Statins compared in secondary prevention
Statin Number Duration (years) Total patient years Events with controls (%) NNT (95%CI)
Lovastatin 9,250 1 9,250 2 187 (86 - no benefit)
Pravastatin 6,514 3.7 24,102 15 27 (19 - 51)
Simvastatin 4,825 5.3 25,573 33 10 (9 - 15)
With lovastatin, although over 9,000 people have been in trials, the trials were only for one year on average, and with low numbers of events. So the NNT is high at 187.

With pravastatin over 6,500 people were involved with trials going on for nearly four years on average. The number of events with controls was 15% and the NNT was 27.

With simvastatin, just under 5,000 people were studied, but for over five years. there was a large number of events with controls (33%), and the NNT was low at 10.

Adverse effects

The systematic review found no evidence for any increased risk in non-stroke mortality, nor any significant risk of cancer over control.

Comment

Many groups are seeking to produce guidance for clinicians on the use of statins. That guidance is best founded on solid evidence, and the best evidence comes from quality systematic reviews. There is an excellent example of using systematic reviews in practice guidelines which is worth reading [2].

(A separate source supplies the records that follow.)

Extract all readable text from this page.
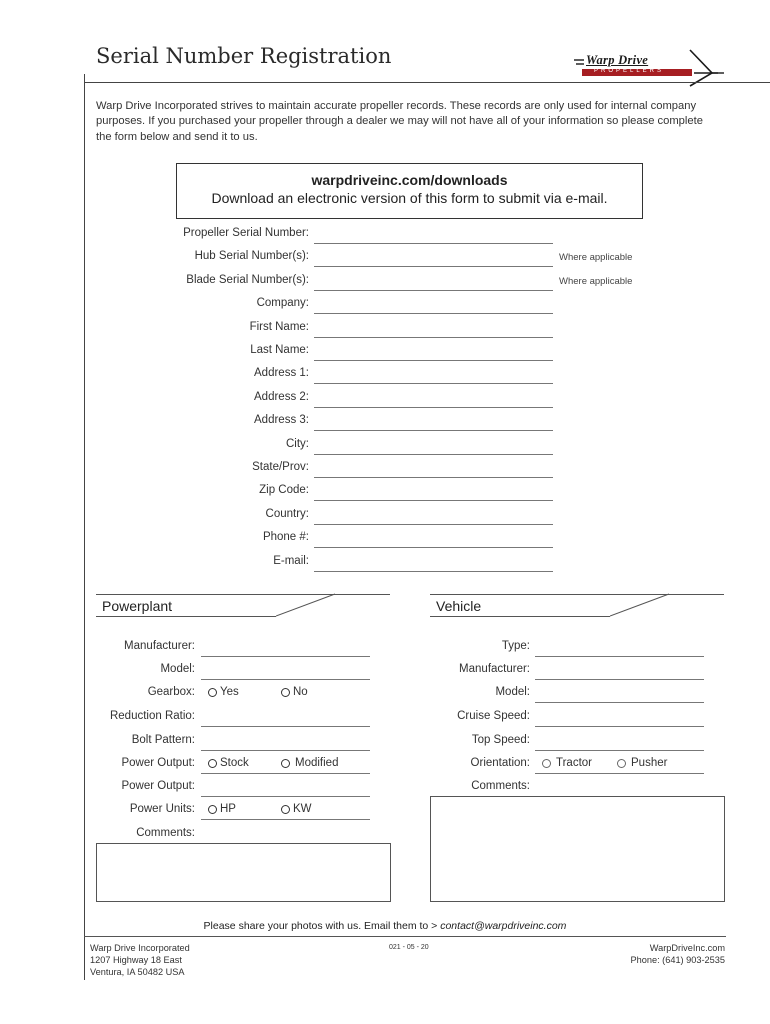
Serial Number Registration	Warp Drive
PROPELLERS
Warp Drive Incorporated strives to maintain accurate propeller records. These records are only used for internal company purposes. If you purchased your propeller through a dealer we may will not have all of your information so please complete the form below and send it to us.
warpdriveinc.com/downloads
Download an electronic version of this form to submit via e-mail.
Propeller Serial Number:
Hub Serial Number(s):	Where applicable
Blade Serial Number(s):	Where applicable
Company:
First Name:
Last Name:
Address 1:
Address 2:
Address 3:
City:
State/Prov:
Zip Code:
Country:
Phone #:
E-mail:
Powerplant
Manufacturer:
Model:
Gearbox: Yes	No
Reduction Ratio:
Bolt Pattern:
Power Output: Stock	Modified
Power Output:
Power Units: HP	KW
Comments:
Vehicle
Type:
Manufacturer:
Model:
Cruise Speed:
Top Speed:
Orientation: Tractor	Pusher
Comments:
Please share your photos with us. Email them to > contact@warpdriveinc.com
Warp Drive Incorporated
1207 Highway 18 East
Ventura, IA 50482 USA
021 - 05 - 20	WarpDriveInc.com
Phone: (641) 903-2535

The evidence is conclusive: statins work, and work well. Key questions being asked include which patient and which statin. many answers to these and other questions will be driven by cost influences. Perhaps they ought to be driven by the weight of evidence as well - evidence which will change as more studies report, and as other evidence from audit and elsewhere becomes available. When it does, and if it changes the picture, then guidance can change with it.

Cost effectiveness

This always seem to be the bogeyman of cholesterol-lowering, whatever the intervention used. A systematic review of the cost-effectiveness literature is a good place to start looking for advice [3].

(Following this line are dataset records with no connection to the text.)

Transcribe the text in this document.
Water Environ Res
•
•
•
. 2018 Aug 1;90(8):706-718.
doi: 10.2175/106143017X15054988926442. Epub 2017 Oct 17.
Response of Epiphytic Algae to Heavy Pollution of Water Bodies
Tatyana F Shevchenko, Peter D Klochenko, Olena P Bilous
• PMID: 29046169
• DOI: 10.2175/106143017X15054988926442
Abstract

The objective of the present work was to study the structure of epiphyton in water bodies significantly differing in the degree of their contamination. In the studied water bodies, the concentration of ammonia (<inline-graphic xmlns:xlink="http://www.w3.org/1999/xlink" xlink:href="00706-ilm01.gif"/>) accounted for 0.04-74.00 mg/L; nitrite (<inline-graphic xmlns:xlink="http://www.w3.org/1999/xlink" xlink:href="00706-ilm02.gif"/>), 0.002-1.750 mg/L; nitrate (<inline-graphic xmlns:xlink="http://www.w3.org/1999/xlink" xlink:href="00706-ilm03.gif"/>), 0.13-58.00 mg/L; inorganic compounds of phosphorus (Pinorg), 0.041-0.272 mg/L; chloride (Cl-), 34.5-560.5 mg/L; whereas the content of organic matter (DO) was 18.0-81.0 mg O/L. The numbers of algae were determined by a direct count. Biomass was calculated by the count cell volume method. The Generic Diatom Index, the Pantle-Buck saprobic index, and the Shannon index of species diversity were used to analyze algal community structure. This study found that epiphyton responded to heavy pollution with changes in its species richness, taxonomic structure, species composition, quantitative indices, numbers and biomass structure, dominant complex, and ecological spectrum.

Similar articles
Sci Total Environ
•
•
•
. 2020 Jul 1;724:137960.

The problem is, as the authors tell us, is that while there is general agreement among the studies, there is high sensitivity to the assumptions used, especially in screening strategies. The major conclusions were:

  • Cost effectiveness of primary prevention with cholesterol-lowering drugs is extremely variable, depending on age at start of treatment and risk profile.
  • Pharmacological intervention is least cost-effective in the young and the elderly.
  • Cost-effectiveness improves when treatment is targeted at high risk individuals.
  • Statins are more cost-effective at reducing cholesterol-related coronary events than other interventions.

References:

  1. PR Hebert, JM Gaziano, KS Chan, CH Hennekens. Cholesterol lowering with statin drugs, risk of stroke, and total mortality. JAMA 1997 278: 313-21.
  2. DJ Cook, NL Greengold, AG Ellrodt, SR Weingarten. The relationship between systematic reviews and practice guidelines. Annals of Internal medicine 1997 127: 210-6.
  3. S Morris, A McGuire, J Caro, D Pettitt. Strategies for the management of hypercholesterolaemia: a systematic review of the cost-effectiveness literature. Journal of Health Service Research and Policy 1997 2: 231-50.